Бора в Триесте – далекий потомок бога северного ветра Борея – ревела как дикий зверь. Скатывалась с Карстового плато вниз в море, захватывая с собой все, что попадалось на пути. Я научилась ее бояться, еще маленькой. Когда она билась о стены дома, поднимала волны море, превращала дождь в лед, так что людям приходилось ползти на четвереньках. На угловых домах были натянуты канаты, чтобы держаться. Летали шапки, зонты и шарфы, пальто надувались как шары. Праздник для карикатуристов, если бы только при этом не погибали люди. Прохожие, полицейские, рыбаки. Статистика отмечает скорость бора от 130 до 180 километров в час, яростнее всего ветер бушевал в зимние месяцы. И холодно, холодно, для ребенка это означало домашний арест.

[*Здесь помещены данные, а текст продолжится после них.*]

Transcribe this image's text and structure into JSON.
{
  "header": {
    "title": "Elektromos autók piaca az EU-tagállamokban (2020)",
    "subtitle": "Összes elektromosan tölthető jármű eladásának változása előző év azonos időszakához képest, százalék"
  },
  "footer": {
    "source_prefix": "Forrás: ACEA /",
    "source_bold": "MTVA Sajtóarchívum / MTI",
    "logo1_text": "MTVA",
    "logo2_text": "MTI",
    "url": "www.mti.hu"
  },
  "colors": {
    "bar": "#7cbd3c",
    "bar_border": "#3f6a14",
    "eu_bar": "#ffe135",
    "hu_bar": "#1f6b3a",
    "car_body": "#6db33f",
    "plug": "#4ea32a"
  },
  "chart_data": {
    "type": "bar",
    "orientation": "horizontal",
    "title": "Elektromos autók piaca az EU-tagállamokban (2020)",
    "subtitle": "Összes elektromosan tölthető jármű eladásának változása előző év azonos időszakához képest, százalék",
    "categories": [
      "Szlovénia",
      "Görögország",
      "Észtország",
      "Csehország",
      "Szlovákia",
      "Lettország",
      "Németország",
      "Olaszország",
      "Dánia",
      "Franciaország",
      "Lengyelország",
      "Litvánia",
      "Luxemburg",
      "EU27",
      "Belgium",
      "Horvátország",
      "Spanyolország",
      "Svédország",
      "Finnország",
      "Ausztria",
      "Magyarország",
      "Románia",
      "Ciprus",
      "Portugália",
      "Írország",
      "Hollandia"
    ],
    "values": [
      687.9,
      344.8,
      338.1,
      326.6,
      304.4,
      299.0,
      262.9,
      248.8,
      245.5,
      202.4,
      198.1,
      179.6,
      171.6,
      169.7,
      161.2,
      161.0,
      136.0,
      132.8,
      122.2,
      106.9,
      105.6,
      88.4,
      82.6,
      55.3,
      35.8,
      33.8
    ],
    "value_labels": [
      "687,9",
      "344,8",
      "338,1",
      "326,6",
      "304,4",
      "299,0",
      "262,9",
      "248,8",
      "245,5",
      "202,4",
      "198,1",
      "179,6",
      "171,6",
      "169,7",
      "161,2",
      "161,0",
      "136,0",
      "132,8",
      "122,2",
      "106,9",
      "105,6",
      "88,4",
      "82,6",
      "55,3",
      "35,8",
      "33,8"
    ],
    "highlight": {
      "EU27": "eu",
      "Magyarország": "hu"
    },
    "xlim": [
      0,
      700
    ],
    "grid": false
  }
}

И все же были дни умеренной бора, не такие опасные, когда мама упаковывала меня в цигейку и брала с собой. Я смотрела на свинцово-серое пенистое море, чувствовала стихийную мощь ветра, боролась со страхом и сопротивлением. Триест превращался в «тогу вабогу», во что-то разнузданное, которое громко ударяло мне в уши. Столица бора скрежетала зубами от ярости.
При медлительном южном ветре, сирокко, разливалась свинцовая усталость и дурное настроение. Ветер приходил порывами, с моря, которое было укутано в дымку. Лихорадочные волны тепла, теплая воздушная подушка, от которых тупеешь. Пинии, тамариски и олеандр недовольно дрожали. В такие дни я предпочитала ловить солнечных зайчиков в комнате для сиесты, а не сидеть на скалах у моря. Хоть вода и обещала прохладу.
И не говорите мне, что все ветра одинаковы.
В лагуне Градо дула трамонтана. Трава и кусты на крошечных островах выгибались под ветром. Свежо, пенистые кроны блестят в вечернем свете, небо как живые картинки. Паллакш, паллакш, вырывается у меня. Справа остров Медеи Пазолини, камышовая хижина, без Марии Каллас. Джузеппе Дзигайна рядом со мной говорит, что в лагуне приветствуют друг друга просто поднимая руку, словно взмахивая крылом. Потом наш корабль пристает к небольшому молу острова Анфора. Ветер налетает холодными шквалистыми порывами, тянет, тормошит, рвет. Читает слепые письмена моря. Облака плывут. Натянуть капюшон и по молу, через траву по колено. Мне приходится наклоняться, чтобы противостоять порывам ветра. Серый ил лагуны, из которого торчат куски дерева. За ними сине-зеленая мелкая вода. Пахнет водорослями и йодом. Я вдыхаю этот запах, пронизывающий ветер. Он проникает мне в легкие. Он оглушает меня. И дальше. В моей памяти проплывают мозаичные рыбки Аквилеи. Такая радостная стайка. Надо мной несутся торопливые облака. Они рассказывают о шторме в открытом море. Здесь, в лагуне, нет таких высоких пенных брызг, хотя ветер сильнее. Он бьет мне в лицо. Еще не дойдя до конца дамбы, разворачиваюсь, лицо мокрое и соленое. Сквозь слезы смотрю на круглые ковры морской травы в лимане. Солнце садится.